Rwanda and Uganda will Friday hold another round of talks over the current standoff between the two neighbours, under a framework known as the Luanda Memorandum of Understanding (MoU).
The Rwandan delegation, led by the State Minister for East African Community, Amb. Olivier Nduhungirehe arrives in the Ugandan capital of Kampala Friday for the one-day meeting.
The Rwandan delegation will also include Cabinet ministers Johnston Busingye (Justice), Prof. Anastase Shyaka (Local Government) Patrick Nyamvumba (Internal Security).
The Secretary-General of the National Intelligence and Security Services, Joseph Nzabamwita and the High Commissioner of Rwanda to Uganda, Frank Mugambage will be part as well.
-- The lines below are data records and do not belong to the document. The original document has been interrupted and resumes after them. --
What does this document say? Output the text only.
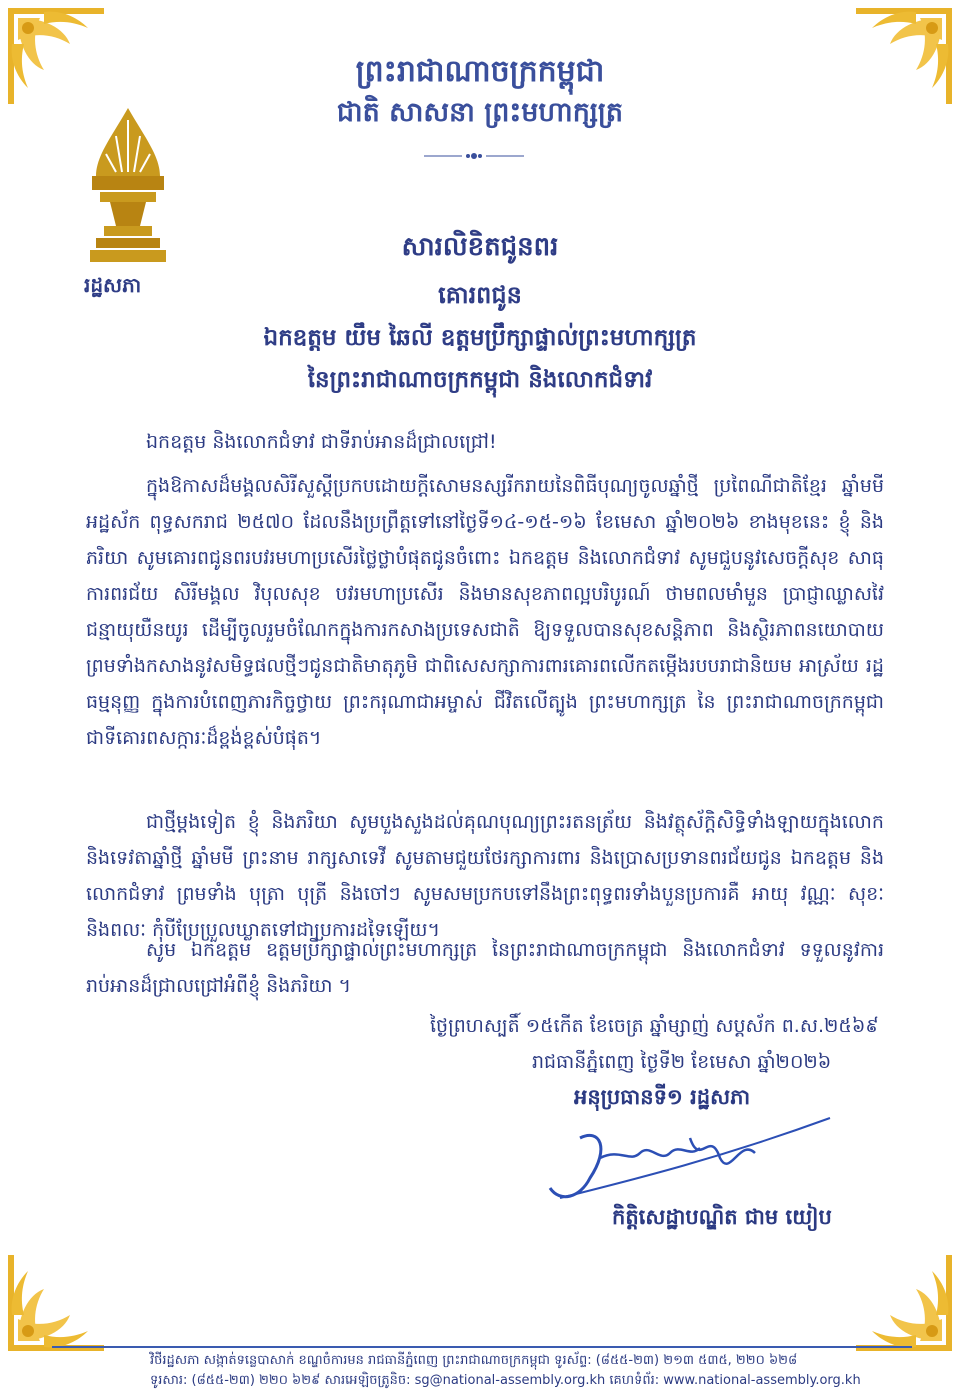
ព្រះរាជាណាចក្រកម្ពុជា
ជាតិ សាសនា ព្រះមហាក្សត្រ
រដ្ឋសភា
សារលិខិតជូនពរ
គោរពជូន
ឯកឧត្តម យឹម ឆៃលី ឧត្តមប្រឹក្សាផ្ទាល់ព្រះមហាក្សត្រ
នៃព្រះរាជាណាចក្រកម្ពុជា និងលោកជំទាវ
ឯកឧត្តម និងលោកជំទាវ ជាទីរាប់អានដ៏ជ្រាលជ្រៅ!
ក្នុងឱកាសដ៏មង្គលសិរីសួស្តីប្រកបដោយក្តីសោមនស្សរីករាយនៃពិធីបុណ្យចូលឆ្នាំថ្មី ប្រពៃណីជាតិខ្មែរ ឆ្នាំមមី អដ្ឋស័ក ពុទ្ធសករាជ ២៥៧០ ដែលនឹងប្រព្រឹត្តទៅនៅថ្ងៃទី១៤-១៥-១៦ ខែមេសា ឆ្នាំ២០២៦ ខាងមុខនេះ ខ្ញុំ និងភរិយា សូមគោរពជូនពរបវរមហាប្រសើរថ្លៃថ្លាបំផុតជូនចំពោះ ឯកឧត្តម និងលោកជំទាវ សូមជួបនូវសេចក្តីសុខ សាធុការពរជ័យ សិរីមង្គល វិបុលសុខ បវរមហាប្រសើរ និងមានសុខភាពល្អបរិបូរណ៍ ថាមពលមាំមួន ប្រាជ្ញាឈ្លាសវៃ ជន្មាយុយឺនយូរ ដើម្បីចូលរួមចំណែកក្នុងការកសាងប្រទេសជាតិ ឱ្យទទួលបានសុខសន្តិភាព និងស្ថិរភាពនយោបាយ ព្រមទាំងកសាងនូវសមិទ្ធផលថ្មីៗជូនជាតិមាតុភូមិ ជាពិសេសក្សាការពារគោរពលើកតម្កើងរបបរាជានិយម អាស្រ័យ រដ្ឋធម្មនុញ្ញ ក្នុងការបំពេញភារកិច្ចថ្វាយ ព្រះករុណាជាអម្ចាស់ ជីវិតលើត្បូង ព្រះមហាក្សត្រ នៃ ព្រះរាជាណាចក្រកម្ពុជា ជាទីគោរពសក្ការៈដ៏ខ្ពង់ខ្ពស់បំផុត។
ជាថ្មីម្តងទៀត ខ្ញុំ និងភរិយា សូមបួងសួងដល់គុណបុណ្យព្រះរតនត្រ័យ និងវត្ថុស័ក្តិសិទ្ធិទាំងឡាយក្នុងលោក និងទេវតាឆ្នាំថ្មី ឆ្នាំមមី ព្រះនាម រាក្សសាទេវី សូមតាមជួយថែរក្សាការពារ និងប្រោសប្រទានពរជ័យជូន ឯកឧត្តម និងលោកជំទាវ ព្រមទាំង បុត្រា បុត្រី និងចៅៗ សូមសមប្រកបទៅនឹងព្រះពុទ្ធពរទាំងបួនប្រការគឺ អាយុ វណ្ណៈ សុខៈ និងពលៈ កុំបីប្រែប្រួលឃ្លាតទៅជាប្រការដទៃឡើយ។
សូម ឯកឧត្តម ឧត្តមប្រឹក្សាផ្ទាល់ព្រះមហាក្សត្រ នៃព្រះរាជាណាចក្រកម្ពុជា និងលោកជំទាវ ទទួលនូវការ រាប់អានដ៏ជ្រាលជ្រៅអំពីខ្ញុំ និងភរិយា ។
ថ្ងៃព្រហស្បតិ៍ ១៥កើត ខែចេត្រ ឆ្នាំម្សាញ់ សប្តស័ក ព.ស.២៥៦៩
រាជធានីភ្នំពេញ ថ្ងៃទី២ ខែមេសា ឆ្នាំ២០២៦
អនុប្រធានទី១ រដ្ឋសភា
កិត្តិសេដ្ឋាបណ្ឌិត ជាម យៀប
វិថីរដ្ឋសភា សង្កាត់ទន្លេបាសាក់ ខណ្ឌចំការមន រាជធានីភ្នំពេញ ព្រះរាជាណាចក្រកម្ពុជា ទូរស័ព្ទ: (៨៥៥-២៣) ២១៣ ៥៣៥, ២២០ ៦២៨
ទូរសារ: (៨៥៥-២៣) ២២០ ៦២៩ សារអេឡិចត្រូនិច: sg@national-assembly.org.kh គេហទំព័រ: www.national-assembly.org.kh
It is the second meeting in just less than three months after both sides met in Kigali on September 16, months after the two countries’ Presidents inked a deal in Luanda seeking to bring an end to months of tensions.
The meetings of the Joint Ad Hoc Commission on the implementation of the Luanda MoU are meant to review progress made since President Paul Kagame and his Ugandan counterpart Yoweri Museveni signed the agreement in August.
The second meeting was initially scheduled to take place a month after the first round of bilateral talks in Kigali in September but was postponed on two occasions.
During the first round of ministerial-level talks, Rwanda outlined its grievances, including the fact that many of its nationals were being illegally arrested and tortured in Uganda with no due process. It was agreed that Rwanda shares with Uganda the list of the people in question and the latter acts on it ahead of the second meeting in Kampala.
Also expected at the Kampala meeting are officials from Angola and DR Congo, both of whom are facilitating the Rwanda-Uganda negotiations.
Relations between the two countries have been frosty over the last few years but things got worse in 2017 after it became clear that Ugandan leaders were openly backing armed groups that seek to destabilise Rwanda.
A December 2018 UN Group of Experts report confirmed that Rwandan armed groups operating in eastern DR Congo were receiving recruits and supplies from Uganda.
Subsequently, Kigali broke the silence in March this year publically accusing Uganda of facilitating recruitment of armed Rwandan groups, illegally arresting and torturing Rwandan nationals, and committing economic sabotage against Rwandan exports.
While Kampala denied all this, many Rwandans continued to disappear in Uganda and those who were finally released and dumped at the border with Rwanda have told of harrowing tales of torture and attempts to recruit them into armed Rwandan groups.
Some victims like Silas Hategekimana would later die from conditions linked to torture injuries, while hundreds of others are believed to be languishing in different torture chambers mostly run by Uganda’s Chieftaincy of Military Intelligence.
Dr Eric Ndushabandi, Professor of Political Science (International Relations and Foreign Policy Analysis) at University of Rwanda, expressed confidence that the talks will eventually result into a breakthrough.
“From the onset, I never believed that the two countries would get involved in an open confrontation because of our deep history of friendship and cooperation,” he said, adding however that he expects concrete outcomes from the Kampala.
Ndushabandi, who also serves as director for local think tank Institute of Research and Dialogue for Peace, further said: “There is a need to restore mutual trust and confidence, we need to see progress at all levels, people need to feel secure to go to Uganda, and issues of rebel support need to be resolved.”